Fire and Ash (Benny Imura 4) - Page 75

He cut a quick look over his shoulder and saw that two of the soldiers were sprawled on the ground. Benny slewed to a sideways stop that built a wall of dust between him and the zoms. The dust seemed to freeze there—a brown stain painted on the moment. A third soldier—the one who had refused to pass along the message to Captain Ledger—leaned against the bridge, clutching what looked like a badly broken nose. The fourth was standing, unarmed, with his hands raised.

Nix, Lilah, and Riot had apparently come up on the soldiers’ blind side while they were shooting at Benny.

Well, thought Benny, I guess it sucks to be them.

Even so, he hoped the girls hadn’t injured anyone too badly. It was just too bad the guards lacked the sense, permission, or manners to pass along a simple message.

Benny saw Nix turn to him and shake her head in exasperation. He knew that had she been aware of his plan, Nix would have done anything she could to stop him. And yet . . . a big, bright smile blossomed on her face.

Lilah glanced at Benny and gave him a brief nod.

Benny was sure he’d get an earful about his rashness, but for the moment some other guys were taking the brunt of the collective female outrage. He was very cool with that.

Movement made him turn, and he saw that the dead, all four hundred thousand of them, were facing him. And shuffling his way. Here and there Benny could see zoms dressed in black clothes adorned with red cloth streamers tied to wrists and ankles. These were reapers who had died in the big fight three weeks ago. Benny recognized a few of their faces. The reapers looked like ordinary people—well, zommed-out versions of ordinary people—but they had been so vicious in life, so determined to end all life. That concept was more alien to Benny than the fact that these people were now undying corpses.

Life is truly weird, he thought. And it’s not getting any less weird the farther I get from home.

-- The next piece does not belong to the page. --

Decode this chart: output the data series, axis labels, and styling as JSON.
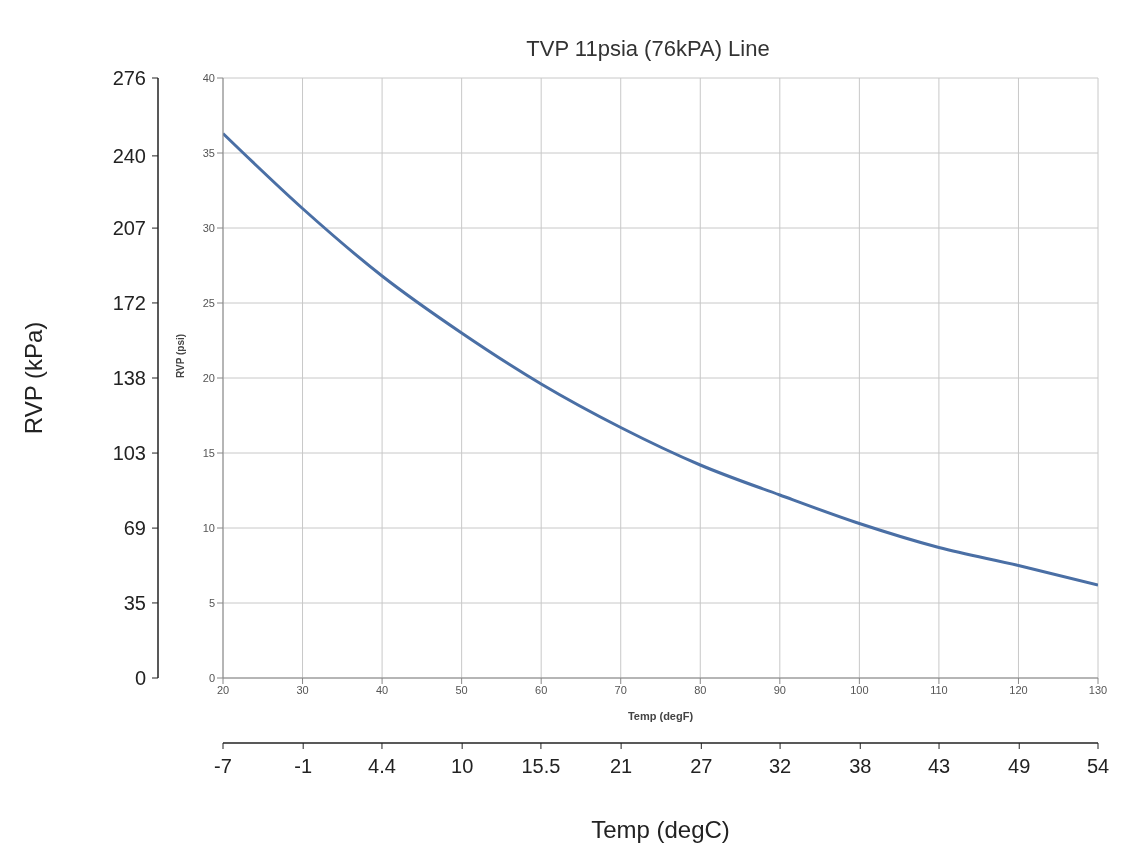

Then, with a collective moan of boundless hunger that shook the world, and the tramp of eight hundred thousand withered feet, they surged toward him. When he’d first met Joe Ledger, the ranger had estimated two hundred thousand zoms. The monks counted twice that many.

And he laughed.

“Bite me!” he yelled at the top of his voice.

He fed fuel into the quad and kicked it forward, first racing toward the advancing wall of death, and then at the last second cutting to the left, zooming away from the hangar and the concrete blockhouse, past the silent blood-splashed jet, shooting down the line of reaching hands, driving at full speed toward the far end of the runway.

The zombies all turned to follow.

He soon outpaced them. The farther Benny went, the fewer the zoms. Soon he was in open country, where only a solitary zombie wandered in a slow and pointless circle, its sad pattern created by a missing foot. Benny cut right, heading toward the squat building at the foot of the row of siren towers.

He cast a quick look over his shoulder and saw that he was at least half a mile ahead of the leading edge of the zombie wave.

Perfect.

He drove over to the small building. A soldier stepped out, rifle in hand.

“Stop right there,” he commanded. “Who are you and what are you doing over here? This is a restricted area.”

“No kidding,” said Benny. “I need you to turn the sirens on.”

The soldier began raising the rifle.

Benny immediately spun the quad to kick up a thick cloud of choking dust. Then he shot south along the line of siren towers. He cursed aloud, repeating every foul phrase he’d learned from Riot. That girl had a truly poisonous mouth, and Benny felt a little embarrassed grumbling those descriptions, even though no one could hear him.

The zoms kept coming, drawn as much by the dust plume as by the roar of the quad. The dust plume was hundreds of feet high now, and the breeze, though slight, was steady—it continued to push the plume, reshaping it, shoving it away toward the mountains. The dead followed as if mesmerized.

Once Benny was sure he was well beyond the range of any rifle shot, he roared up and down at the base of the mountains, luring the zoms.

“Come on,” Benny said through gritted teeth. “Come on . . .”

It took the zoms nearly twenty minutes to reach him.

When the closest zoms were fifteen feet away, Benny fed gas to the quad and shot away, running even farther to the south. They turned like an inhuman tidal surge, but he was moving too far and too fast. Then Benny cut right and right again to head north, but he angled away from where the mass of zoms were, keeping the engine speed low so that it purred rather than growled. The zoms would eventually hear him, but not right away.

By the time he got back to the blockhouse, Nix and the others had finished tying the soldiers up. Lilah stood over them, her Sig Sauer pistol held loosely at her side. Riot and Nix were trying to figure out how the locking assembly on the bridge worked. Dozens of monks had come out of the other buildings on that side of the trench. Some harangued the girls for their violence, but most watched in a kind of mute fascination.

Benny pulled to a stop by the blockhouse air lock. He killed the engine, dismounted, and did a very quick, very quiet circuit of the entire building to make sure that he hadn’t missed any zoms.

There wasn’t a single dead person around.